Of ‘To Valerie Solanas and Marilyn Monroe in Recognition of Their Desperation’, Oliveros would later state: “Shortly after it was published in 1968 the SCUM Manifesto by Valerie Solanas fell into my hands. Intrigued by the egalitarian feminist principles set forth in the Manifesto, I wanted to incorporate them in the structure of a new piece that I was composing. The women’s movement was surfacing, and I felt the need to express my resonance with this energy. Marilyn Monroe had taken her own life. Valerie Solanas had attempted to take the life of Andy Warhol. Both women seemed to be desperate and caught in the traps of inequality: Monroe needed to be recognized for her talent as an actress. Solanas wished to be supported for her own creative work. Commissioned by the Music Department of Hope College, Holland Michigan, ‘To Valerie Solanas and Marilyn Monroe in Recognition of Their Desperation’ had its premiere in 1970. Though everyone knew Marilyn Monroe hardly anyone recognized Valerie Solanas or took her Manifesto seriously. I brought the names of these two women together in the title of the piece to draw attention to their inequality and to dedicate the piece.”

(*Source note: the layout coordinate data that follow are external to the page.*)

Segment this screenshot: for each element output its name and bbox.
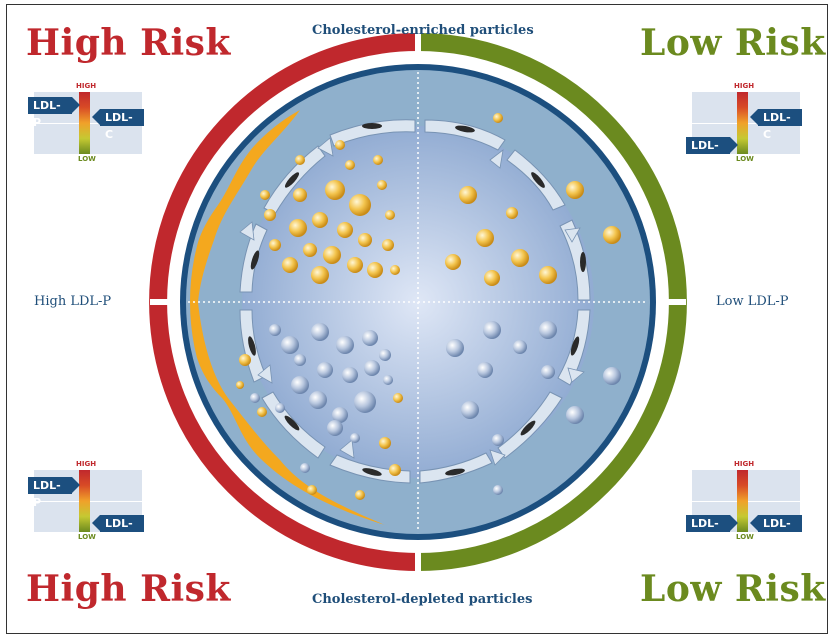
caption-left: High LDL-P — [34, 294, 112, 309]
risk-title-bottom-right: Low Risk — [640, 568, 826, 610]
risk-title-top-right: Low Risk — [640, 22, 826, 64]
ldl-c-tag: LDL-C — [92, 109, 144, 141]
ldl-p-tag: LDL-P — [28, 477, 80, 509]
particle-migration-arrows — [239, 137, 585, 466]
risk-title-bottom-left: High Risk — [26, 568, 231, 610]
risk-title-top-left: High Risk — [26, 22, 231, 64]
particles-top-right — [445, 113, 621, 286]
ldl-c-tag: LDL-C — [750, 515, 802, 547]
meter-high-label: HIGH — [734, 460, 755, 468]
meter-high-label: HIGH — [76, 82, 97, 90]
meter-top-left: HIGH LOW LDL-P LDL-C — [28, 82, 148, 164]
ldl-p-tag: LDL-P — [28, 97, 80, 129]
caption-right: Low LDL-P — [716, 294, 789, 309]
meter-bottom-right: HIGH LOW LDL-P LDL-C — [686, 460, 806, 547]
meter-high-label: HIGH — [734, 82, 755, 90]
plaque-deposit-top — [190, 110, 300, 302]
meter-low-label: LOW — [78, 533, 96, 541]
particles-bottom-left — [250, 323, 393, 473]
caption-top: Cholesterol-enriched particles — [312, 23, 534, 38]
meter-top-right: HIGH LOW LDL-C LDL-P — [686, 82, 806, 169]
ldl-c-tag: LDL-C — [750, 109, 802, 141]
ldl-c-tag: LDL-C — [92, 515, 144, 547]
meter-high-label: HIGH — [76, 460, 97, 468]
meter-low-label: LOW — [736, 155, 754, 163]
caption-bottom: Cholesterol-depleted particles — [312, 592, 533, 607]
meter-low-label: LOW — [736, 533, 754, 541]
meter-bottom-left: HIGH LOW LDL-P LDL-C — [28, 460, 148, 547]
particles-bottom-right — [446, 321, 621, 495]
ldl-p-tag: LDL-P — [686, 137, 738, 169]
particles-top-left — [260, 140, 400, 284]
ldl-p-tag: LDL-P — [686, 515, 738, 547]
meter-low-label: LOW — [78, 155, 96, 163]
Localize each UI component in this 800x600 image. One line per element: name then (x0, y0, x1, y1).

The piece marked an important shift in Oliveros’s work, encountering her moving away from more traditional methods' composition, toward new sonic-somatic practices that explore how listening can transform one’s sense of self and others that would eventually develop into her notions of Deep Listening. The project that Christopher Willes and Public Recordings created between 2017 and 2019 - roughly 50 years after the work’s premiere - takes this spirit in hand. Conceived from, and responding to, a tense political situation in Toronto during that moment, the group of artists recognized the potential of Oliveros’ score, which proposes a self-governing system for group music making, as a possible resolution, subsequently staging the final performance, bringing together nineteen interdisciplinary performers (mostly non-musicians), at the Council Chambers in Toronto City Hall between empty councilors' desks, among the specters of representational politics, in a room where debates and decisions about togetherness have tangible consequences.



This new rendering is fascinating, particularly when placed against the two previously available recordings - the work’s 1970 premiere in Michigan, and a 1977 performance at Wesleyan University in Connecticut - which developed under the composer’s guidance, and were later issued in 2011 by Roaratorio. Where those incarnations encountered large scale orchestration typical of that period, in the hands of Christopher Willes and Public Recordings the work takes on a more delicate and contemporary feel that takes on the more holistic elements of Oliveros’ later approaches to music making, as well as introducing a larger range of sound sources into the palette of conventional instrumentation. Broadening the scope beyond the singularity of ‘To Valerie Solanas and Marilyn Monroe in Recognition of Their Desperation’, ‘Resonance Gathering’ opens with a new sound poem by IONE (artist and Oliveros’ spouse) that was recorded in their home in Kingston New York in 2021. Part guided meditation, part dream, the fifty-one lines of text and silences evoke the passage of time between 1970-2021. This is followed, across the following three sides, by the new 45-minute-long recording of ‘To Valerie” at the ensemble’s City Hall performance, captured in a multichannel format that subtly moves the listener into ghostly spaces throughout the ensemble, breathing new life and vibrancy into the work. 

Issued as an incredibly beautiful double LP on 140g, black vinyl, and a 64-page risograph and full color digital print book, containing new writing, previously unpublished text by Oliveros, score excerpts, photography + bonus Flexi Disc, all housed in screen printed custom envelope, folded wrapper, and a risograph table of contents. We couldn’t possibly think of a better tribute to the work of Pauline Oliveros. It carries her work toward new futures with startling insight and beautify. Absolutely fantastic and not to be missed.